Having a generator on hand lends peace of mind in case of a weather emergency or other power interruption. It’s important to keep your generator in good working condition so that it’s available at a moment’s notice, should power be needed. While regular maintenance will keep your generator operating at its optimal best, there are some common problems and signs that indicate special attention may be necessary. Whether you are a homeowner or commercial property manager, look to your premier Generac dealer, Maccarone Plumbing for professional repairs or replacements in Long Island and Five Boroughs.
When Do You Need to Replace Your Generator?
One sign that a generator is showing its age is an increased need for repair.

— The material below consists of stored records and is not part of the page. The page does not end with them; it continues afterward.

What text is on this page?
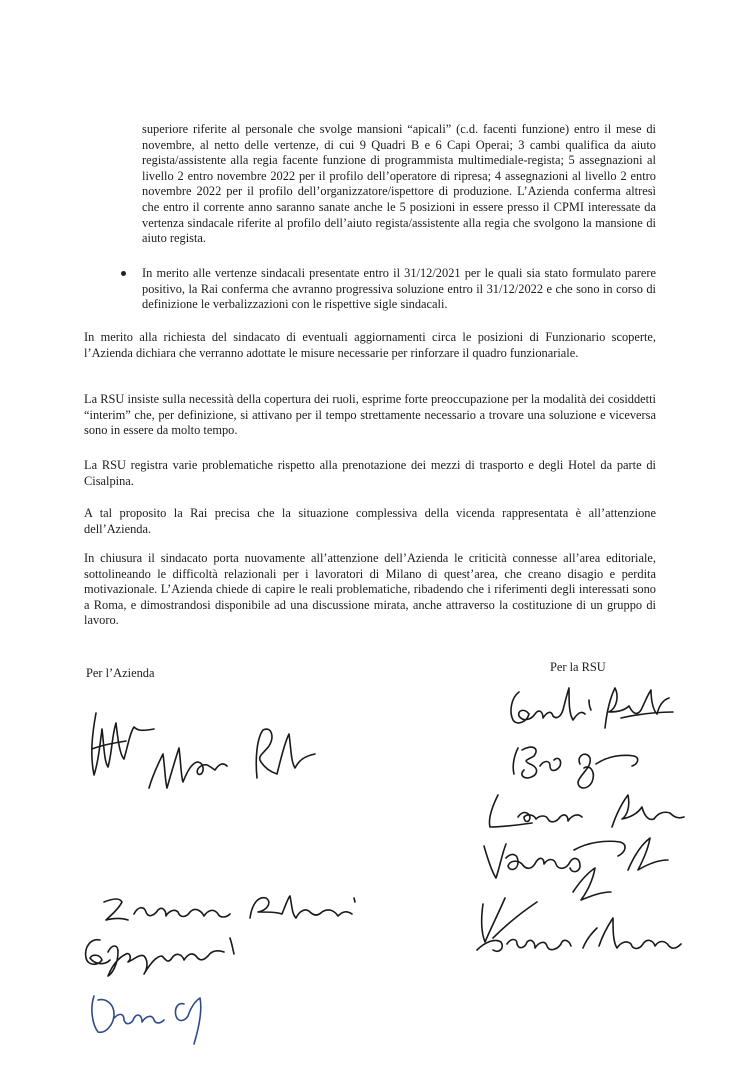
superiore riferite al personale che svolge mansioni “apicali” (c.d. facenti funzione) entro il mese di novembre, al netto delle vertenze, di cui 9 Quadri B e 6 Capi Operai; 3 cambi qualifica da aiuto regista/assistente alla regia facente funzione di programmista multimediale-regista; 5 assegnazioni al livello 2 entro novembre 2022 per il profilo dell’operatore di ripresa; 4 assegnazioni al livello 2 entro novembre 2022 per il profilo dell’organizzatore/ispettore di produzione. L’Azienda conferma altresì che entro il corrente anno saranno sanate anche le 5 posizioni in essere presso il CPMI interessate da vertenza sindacale riferite al profilo dell’aiuto regista/assistente alla regia che svolgono la mansione di aiuto regista.

In merito alle vertenze sindacali presentate entro il 31/12/2021 per le quali sia stato formulato parere positivo, la Rai conferma che avranno progressiva soluzione entro il 31/12/2022 e che sono in corso di definizione le verbalizzazioni con le rispettive sigle sindacali.

In merito alla richiesta del sindacato di eventuali aggiornamenti circa le posizioni di Funzionario scoperte, l’Azienda dichiara che verranno adottate le misure necessarie per rinforzare il quadro funzionariale.

La RSU insiste sulla necessità della copertura dei ruoli, esprime forte preoccupazione per la modalità dei cosiddetti “interim” che, per definizione, si attivano per il tempo strettamente necessario a trovare una soluzione e viceversa sono in essere da molto tempo.

La RSU registra varie problematiche rispetto alla prenotazione dei mezzi di trasporto e degli Hotel da parte di Cisalpina.

A tal proposito la Rai precisa che la situazione complessiva della vicenda rappresentata è all’attenzione dell’Azienda.

In chiusura il sindacato porta nuovamente all’attenzione dell’Azienda le criticità connesse all’area editoriale, sottolineando le difficoltà relazionali per i lavoratori di Milano di quest’area, che creano disagio e perdita motivazionale. L’Azienda chiede di capire le reali problematiche, ribadendo che i riferimenti degli interessati sono a Roma, e dimostrandosi disponibile ad una discussione mirata, anche attraverso la costituzione di un gruppo di lavoro.

Per l’Azienda	Per la RSU
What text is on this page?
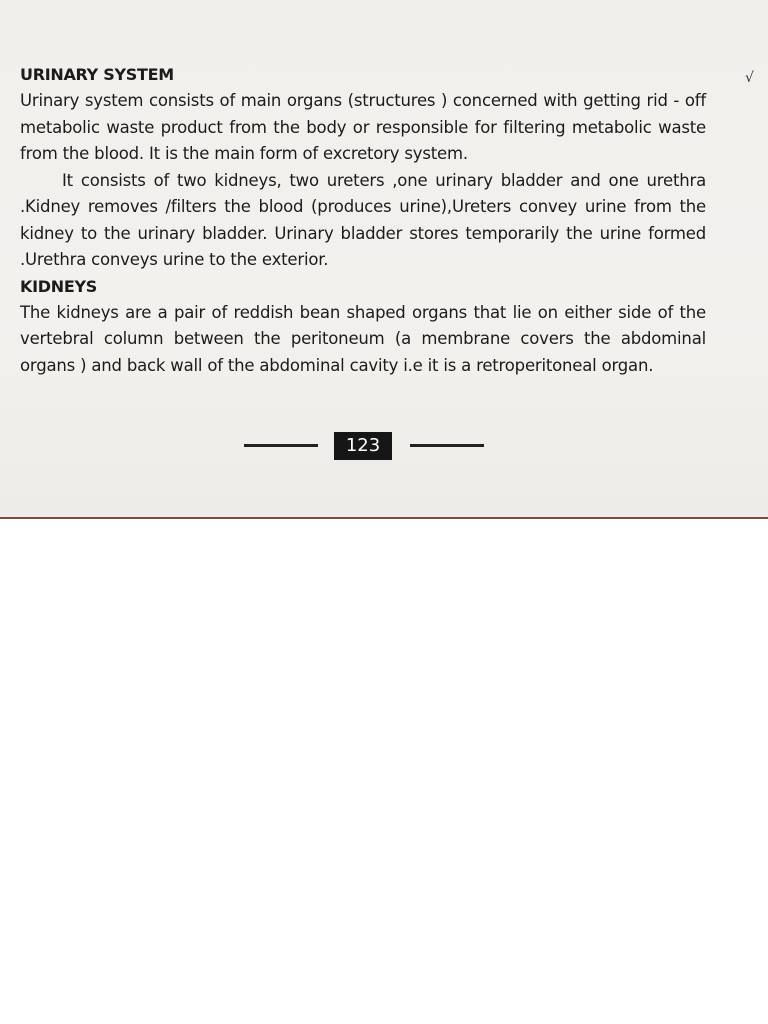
URINARY SYSTEM

Urinary system consists of main organs (structures ) concerned with getting rid - off metabolic waste product from the body or responsible for filtering metabolic waste from the blood. It is the main form of excretory system.

It consists of two kidneys, two ureters ,one urinary bladder and one urethra .Kidney removes /filters the blood (produces urine),Ureters convey urine from the kidney to the urinary bladder. Urinary bladder stores temporarily the urine formed .Urethra conveys urine to the exterior.

KIDNEYS

The kidneys are a pair of reddish bean shaped organs that lie on either side of the vertebral column between the peritoneum (a membrane covers the abdominal organs ) and back wall of the abdominal cavity i.e it is a retroperitoneal organ.

√
123
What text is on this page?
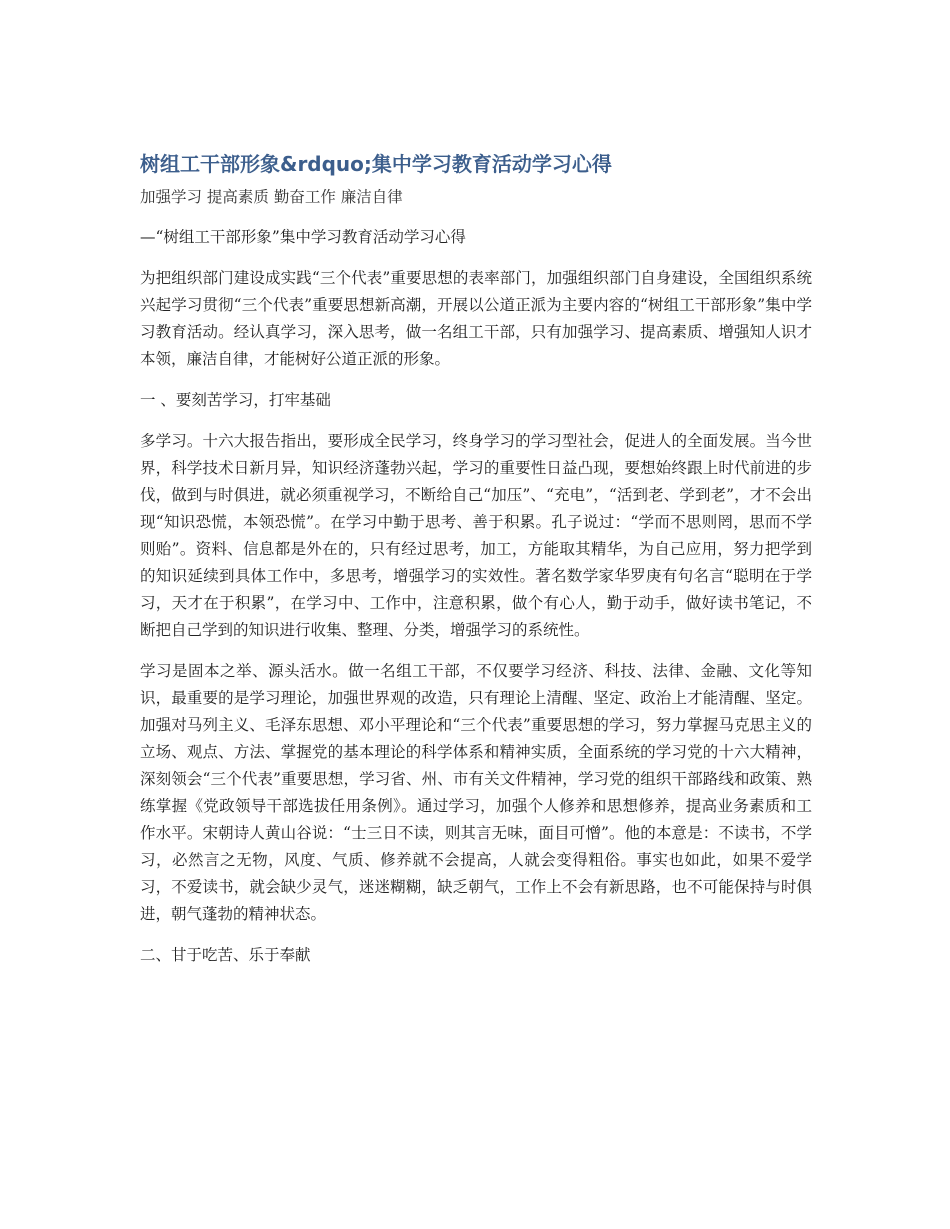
树组工干部形象&rdquo;集中学习教育活动学习心得

加强学习 提高素质 勤奋工作 廉洁自律

—“树组工干部形象”集中学习教育活动学习心得

为把组织部门建设成实践“三个代表”重要思想的表率部门，加强组织部门自身建设，全国组织系统兴起学习贯彻“三个代表”重要思想新高潮，开展以公道正派为主要内容的“树组工干部形象”集中学习教育活动。经认真学习，深入思考，做一名组工干部，只有加强学习、提高素质、增强知人识才本领，廉洁自律，才能树好公道正派的形象。

一 、要刻苦学习，打牢基础

多学习。十六大报告指出，要形成全民学习，终身学习的学习型社会，促进人的全面发展。当今世界，科学技术日新月异，知识经济蓬勃兴起，学习的重要性日益凸现，要想始终跟上时代前进的步伐，做到与时俱进，就必须重视学习，不断给自己“加压”、“充电”，“活到老、学到老”，才不会出现“知识恐慌，本领恐慌”。在学习中勤于思考、善于积累。孔子说过：“学而不思则罔，思而不学则贻”。资料、信息都是外在的，只有经过思考，加工，方能取其精华，为自己应用，努力把学到的知识延续到具体工作中，多思考，增强学习的实效性。著名数学家华罗庚有句名言“聪明在于学习，天才在于积累”，在学习中、工作中，注意积累，做个有心人，勤于动手，做好读书笔记，不断把自己学到的知识进行收集、整理、分类，增强学习的系统性。

学习是固本之举、源头活水。做一名组工干部，不仅要学习经济、科技、法律、金融、文化等知识，最重要的是学习理论，加强世界观的改造，只有理论上清醒、坚定、政治上才能清醒、坚定。加强对马列主义、毛泽东思想、邓小平理论和“三个代表”重要思想的学习，努力掌握马克思主义的立场、观点、方法、掌握党的基本理论的科学体系和精神实质，全面系统的学习党的十六大精神，深刻领会“三个代表”重要思想，学习省、州、市有关文件精神，学习党的组织干部路线和政策、熟练掌握《党政领导干部选拔任用条例》。通过学习，加强个人修养和思想修养，提高业务素质和工作水平。宋朝诗人黄山谷说：“士三日不读，则其言无味，面目可憎”。他的本意是：不读书，不学习，必然言之无物，风度、气质、修养就不会提高，人就会变得粗俗。事实也如此，如果不爱学习，不爱读书，就会缺少灵气，迷迷糊糊，缺乏朝气，工作上不会有新思路，也不可能保持与时俱进，朝气蓬勃的精神状态。

二、甘于吃苦、乐于奉献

This constant need for repair might cost more in the long run than installing a new model.
Another factor to keep in mind is that while your generator may work at optimal capacity, energy requirements in your property may increase, requiring an upgrade to a new generator with a larger energy output.
What are Common Generator Problems?
It is in the generator’s best interest to only run it for about 48 hours before letting it rest. Running it for longer can cause its engine to overheat, leading to a host of problems.
Leaks: Leaking is one of the most common problems generators face. Not only can the oil or fuel lines spring a leak, but the coolant that circulates to reduce engine block temperature is also prone to leakage as the coolant fuel lines are subjected to intense heat from the engine block. Overfilling your generator can also lead to leaking, so it’s a good idea to keep a close eye on fuel levels when it’s time to top up your unit.
Faulty fuel level gauge: Fuel level gauges can sometimes malfunction, leading to an incorrect estimate of how much fuel is in the system. This can lead to the unit running dry, much like a gas tank in your car.
Idleness: If your generator is not getting a regular workout, it can have trouble starting once you do need it. As your unit sits unused, air can work its way into the system, blocking fluids from flowing or causing engine parts to stick in one position. Fuel can also “go bad” if it has been sitting in the unit for too long, especially if it is diesel fuel; this leads to difficulty in starting the generator or maintaining its ability to run.
Worn valves: Another common cause of a generator failing to start is that the valves in the engine may have worn to the point where they no longer maintain necessary fuel levels in the engine.
How Long Do Generators Typically Last?
Generators differ in terms of their energy output, fuel needs, and life expectancy. Generally speaking, diesel fuel-operated units have a longer life expectancy than their gasoline-powered counterparts. Generators running on diesel fuel can run for up to 30,000 hours before needing maintenance, while gas-powered generators may run only 10,000 hours before needing a checkup. Industrial units also last far longer than generators designed for home use.
Determining which kind of generator you have and how long it has been used will give some indication as to how long you can expect it to operate efficiently before it will need to be replaced.